The Couch to 5k Plan Sucks

I may have mentioned this before, but it’s recently come to my attention again just how absurdly broken any couch to 5k plan is. Like, in general C25K really kind of sucks. The entire idea of C25K is to teach someone with absolutely no running experience (like sitting on the couch) how to run a decent distance (3.1 miles) in a decent time (~30 minutes).

In theory, it’s great for new runners. Unfortunately, the reality is much different because the unspoken rule of every C25K plan is that everyone has to work their way up to Day 1, which kind of defeats the purpose. And sucks.

If you are a real couch potato and live a sedentary lifestyle, you are absolutely not going to be able to start out with Week 1, Day 1 of any couch to 5k plan. That sucks. It’s a program for non-runners that doesn’t start where non-runners can start. #boggle

Not only have I been hearing multiple friends have trouble with this recently, I also had major problems with it when I was overweight and out of shape. So if you’re starting out with a couch to 5k plan, don’t fret if W1D1 is way too hard (and honestly, it probably will be). That’s okay. You can prep for that.

Don’t Be Ashamed of Walking, Especially at First

Most people who want to be runners think that walking is weakness. It’s not. Even marathoners and ultra-marathoners walk during their races. It’s a rest for your legs because it works different muscles than running. There are days where my whole routine involves going for long walks, keeping my heart-rate up, and just enjoying being outside.

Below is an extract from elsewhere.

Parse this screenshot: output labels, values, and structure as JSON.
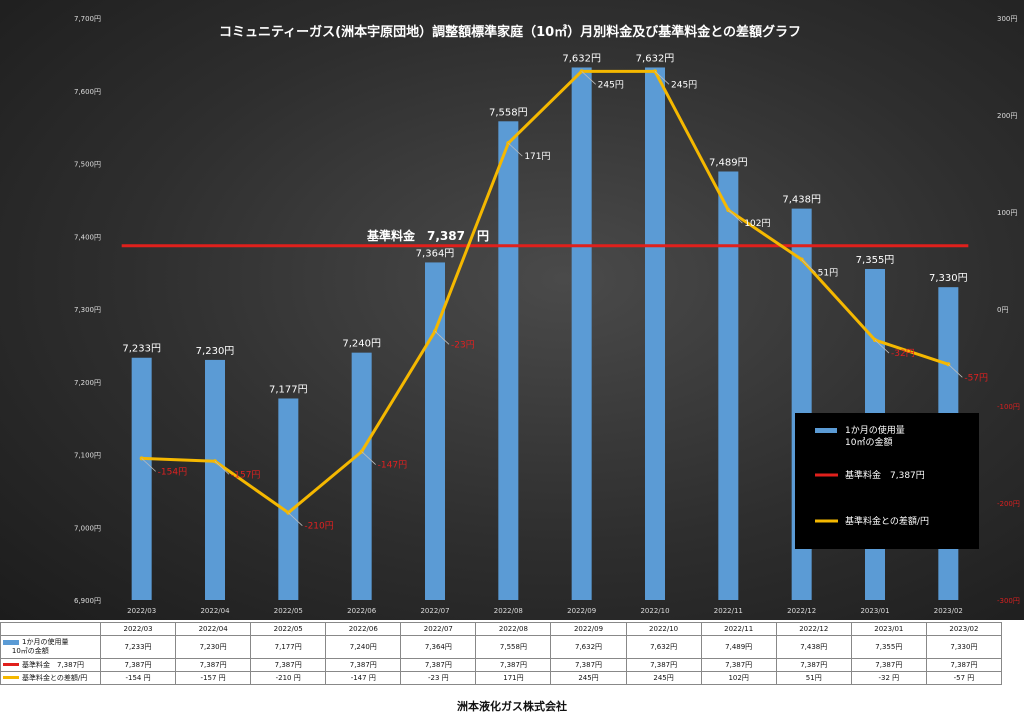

If you’re looking at starting C25K, then you should make sure your legs and lungs can handle it. Especially if you are running with asthma like I am. The first day of a C25K plan is around 9 intervals of running for 60 seconds, then the same number of walking intervals for 60-90 seconds.

That’s hard. That is why people think running sucks. It’s a lot of starting and stopping. It’s hard on your legs, and it’s hard on your lungs. You’ll be tired and panting for breath before the first one is over if you’re a legitimate couch-level beginner. 60 seconds is a long first interval. Doing that for 20-30 minutes is really hard. And the next day, your legs will be super sore. It’s dumb.

This is why people think running sucks

Running doesn’t suck. Couch to 5k does. So make sure you can walk a while before starting. I suggest that you be able to walk for 30-45 minutes at 3.5 to 4 mph (15-18 minutes per mile) without feeling out of breath before you even start with your couch to 5k plan’s intervals. 

I know that when I tried a couch to 5k plan for the first time, I couldn’t run for 15 seconds. A whole minute was totally out of the question. And it took me a long time before I could make it even 30 seconds. It may only be a week or two for you to be able to do Week 1, Day 1. You just gotta take the time to prep to make sure that the first week of C25K doesn’t make you think running sucks in general.

I suggest that you get Runkeeper or Strava (or a GPS watch) to check your pace. You can use the GPS from a couch to 5k app, but I have never had them work right for me. I always prefer to use them for interval tracking, but not GPS.

When You’re Ready to Run

Once you can easily walk at a decent pace for a decent time (17 min/mile for 2-ish minutes, maybe), then you’re good to start running. Just don’t get discouraged if you have to work up to a beginner’s program like C25K. We all have to. Because they kind of suck. We don’t suck. Running doesn’t suck. The plans work, don’t get me wrong, just not quite 100% as advertised.

And after talking with some of my friendos on Twitter, I realized another pitfall of the couch to 5k plan: the weeks are too condensed. If you’re having trouble going from week to week, don’t feel bad about repeating it. I had to repeat Week 4 three times before I could move on. Don’t feel tied down to the weekly schedule. The couch to 5k schedule is nice marketing, but bad science.

Running and fitness is a lifestyle where comfort and safety are paramount. All training plans need that personal touch. So if you feel the need to repeat a week, you’re not alone. If you need to talk, walk. If you ask me, the couch to 5k plan should be stretched out to 12-16 weeks to really take advantage of the real-world experience of newbie runners. But that wouldn’t be nearly as appealing, would it?

What are your experiences with running apps like C25K?